Midwifery & maternity research - 2018 highlights
Closing the gap in midwifery care
Lead researcher: Professor Della Forster
A new program introduced at the Women’s and three other Victorian hospitals in 2017 has resulted in a large increase in the number of pregnant Aboriginal and Torres Strait Islander women receiving care from a known midwife.
Known as ‘Baggarrook’ at the Women’s, the program involves three midwives providing care to Indigenous women, with the same midwife looking after each woman during pregnancy, birth and post-birth. Since the model started in March 2017, the number of Aboriginal and Torres Strait Islander women receiving this care at the Women’s increased from six to more than 130.
Lead researcher, Professor Della Forster said there are major differences in health outcomes for Aboriginal and Torres Strait Islander mothers and babies, including higher rates of preterm birth, pregnancy loss, low birthweight and neonatal or special care unit admissions.
“Previous research shows that one-on-one midwife-led care (caseload midwifery) is the gold standard in maternity care, leading to fewer childbirth complications and better health outcomes for mothers and babies,” said Professor Forster.
“Unfortunately, many Aboriginal and Torres Strait Islander women have been missing out on this type of care for reasons such as the lack of available places or because of later presentation to the Women’s due to being transferred from outside Melbourne.”
“The Baggarrook project aims to make sure Aboriginal and Torres Strait Islander women have access to caseload midwifery care and the health benefits associated with the model. In the future, we’d love to see this model available at all maternity hospitals and to all Victorian women,” she said.
Exploring midwives’ professional satisfaction and experiences
Researchers: Robyn Matthews, Della Forster, Rebecca Hyde, Fleur Llewelyn
To help get a better understanding of the views and experiences of midwives at the Women’s, a survey was conducted in 2017 that included questions on professional satisfaction and burnout. The aim was to quantify these issues and better understand the impacts on the midwifery workforce.

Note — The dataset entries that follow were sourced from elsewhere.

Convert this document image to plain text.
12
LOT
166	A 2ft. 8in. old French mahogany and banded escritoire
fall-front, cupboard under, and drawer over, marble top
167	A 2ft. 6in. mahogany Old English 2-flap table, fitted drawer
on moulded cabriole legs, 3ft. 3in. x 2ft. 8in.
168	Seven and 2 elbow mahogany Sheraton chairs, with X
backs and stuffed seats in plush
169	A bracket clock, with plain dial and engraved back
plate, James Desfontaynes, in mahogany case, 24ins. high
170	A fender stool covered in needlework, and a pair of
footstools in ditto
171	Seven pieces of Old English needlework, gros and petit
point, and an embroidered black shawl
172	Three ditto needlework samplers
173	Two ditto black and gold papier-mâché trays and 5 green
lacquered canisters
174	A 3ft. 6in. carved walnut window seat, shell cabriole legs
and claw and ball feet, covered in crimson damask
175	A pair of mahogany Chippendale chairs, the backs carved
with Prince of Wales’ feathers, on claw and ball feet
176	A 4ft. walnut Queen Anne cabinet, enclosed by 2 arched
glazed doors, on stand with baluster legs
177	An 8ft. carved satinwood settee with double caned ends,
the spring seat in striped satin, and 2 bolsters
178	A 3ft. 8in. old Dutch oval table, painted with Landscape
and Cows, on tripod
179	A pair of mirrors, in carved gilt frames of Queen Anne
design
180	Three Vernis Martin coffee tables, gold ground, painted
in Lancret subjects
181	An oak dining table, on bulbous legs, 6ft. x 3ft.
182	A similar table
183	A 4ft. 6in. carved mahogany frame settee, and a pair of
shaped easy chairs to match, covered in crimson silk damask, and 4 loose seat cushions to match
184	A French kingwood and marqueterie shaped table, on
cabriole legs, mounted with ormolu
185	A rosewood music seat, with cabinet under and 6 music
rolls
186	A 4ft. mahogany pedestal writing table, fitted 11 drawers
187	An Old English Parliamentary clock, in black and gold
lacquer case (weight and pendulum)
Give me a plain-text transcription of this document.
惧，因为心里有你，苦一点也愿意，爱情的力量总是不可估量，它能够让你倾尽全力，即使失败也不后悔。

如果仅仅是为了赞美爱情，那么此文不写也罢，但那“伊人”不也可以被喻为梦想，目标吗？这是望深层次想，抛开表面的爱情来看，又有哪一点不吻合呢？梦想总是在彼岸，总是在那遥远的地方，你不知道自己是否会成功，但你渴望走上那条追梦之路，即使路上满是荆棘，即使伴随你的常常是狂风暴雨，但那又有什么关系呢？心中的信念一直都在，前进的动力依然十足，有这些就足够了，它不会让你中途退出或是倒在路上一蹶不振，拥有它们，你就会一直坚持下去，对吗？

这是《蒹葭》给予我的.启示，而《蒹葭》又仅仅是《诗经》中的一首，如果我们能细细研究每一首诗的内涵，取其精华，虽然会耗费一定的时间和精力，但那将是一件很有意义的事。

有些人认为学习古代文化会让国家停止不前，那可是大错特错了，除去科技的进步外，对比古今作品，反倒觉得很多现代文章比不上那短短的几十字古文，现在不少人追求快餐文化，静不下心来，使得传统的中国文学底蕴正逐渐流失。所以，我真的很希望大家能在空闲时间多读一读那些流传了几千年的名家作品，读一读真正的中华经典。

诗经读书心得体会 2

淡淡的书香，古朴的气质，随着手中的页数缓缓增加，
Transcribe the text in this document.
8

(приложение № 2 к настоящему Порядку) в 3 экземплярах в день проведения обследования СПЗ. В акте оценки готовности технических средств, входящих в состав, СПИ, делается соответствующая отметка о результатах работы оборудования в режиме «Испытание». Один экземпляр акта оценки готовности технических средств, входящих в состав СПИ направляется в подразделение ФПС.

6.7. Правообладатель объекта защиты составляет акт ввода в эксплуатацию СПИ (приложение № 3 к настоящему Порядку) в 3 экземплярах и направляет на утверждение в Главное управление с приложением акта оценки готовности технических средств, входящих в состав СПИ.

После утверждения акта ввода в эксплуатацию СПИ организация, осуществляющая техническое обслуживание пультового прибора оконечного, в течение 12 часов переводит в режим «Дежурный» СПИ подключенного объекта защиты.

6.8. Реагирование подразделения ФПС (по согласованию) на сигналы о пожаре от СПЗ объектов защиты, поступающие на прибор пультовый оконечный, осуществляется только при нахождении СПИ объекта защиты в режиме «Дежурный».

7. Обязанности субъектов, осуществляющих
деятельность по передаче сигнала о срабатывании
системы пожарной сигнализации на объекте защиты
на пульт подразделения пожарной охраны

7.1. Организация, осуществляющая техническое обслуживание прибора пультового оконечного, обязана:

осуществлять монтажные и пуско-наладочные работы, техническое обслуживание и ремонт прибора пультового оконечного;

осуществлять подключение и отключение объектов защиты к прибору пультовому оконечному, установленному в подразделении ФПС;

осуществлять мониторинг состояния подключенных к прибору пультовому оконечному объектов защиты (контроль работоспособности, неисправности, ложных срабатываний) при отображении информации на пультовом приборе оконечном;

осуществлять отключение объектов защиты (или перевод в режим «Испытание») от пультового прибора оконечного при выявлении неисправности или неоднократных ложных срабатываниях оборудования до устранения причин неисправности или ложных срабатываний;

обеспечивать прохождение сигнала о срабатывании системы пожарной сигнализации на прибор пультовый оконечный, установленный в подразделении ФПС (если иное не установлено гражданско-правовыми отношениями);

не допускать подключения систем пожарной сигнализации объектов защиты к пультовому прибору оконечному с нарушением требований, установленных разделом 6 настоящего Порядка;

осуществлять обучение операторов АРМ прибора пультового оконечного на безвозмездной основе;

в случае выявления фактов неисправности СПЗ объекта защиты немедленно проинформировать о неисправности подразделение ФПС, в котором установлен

The response rate of 96 per cent of the sample (n=255) demonstrated a high level of engagement. Almost half the respondents (48 per cent) had been qualified less than five years. Compared to those who had been qualified over ten years, these midwives had lower levels of satisfaction with their professional support and their experience working with families.
Midwives were asked what would make an enjoyable shift and the overwhelming response was that they wanted to provide a high level of care and work with colleagues who had a good work ethic.
According to the analysis, which included data collected using the Copenhagen Burnout Inventory tool, two thirds of respondents were experiencing personal burnout. Almost half had work-related burnout and less than 10 percent had client-related burnout. Midwives who were less than ten years post qualification had almost twice the rates of personal and work-related burnout compared with those who were greater than ten years post qualification.
Researcher and PhD candidate Robyn Matthews said, “The low level of client related burnout indicates that midwives are not stressed by the women and families they care for, but rather the amount of work they do. Our midwives are passionate about providing high quality care and it is important that our workforce strategies support their health and wellbeing to facilitate that.”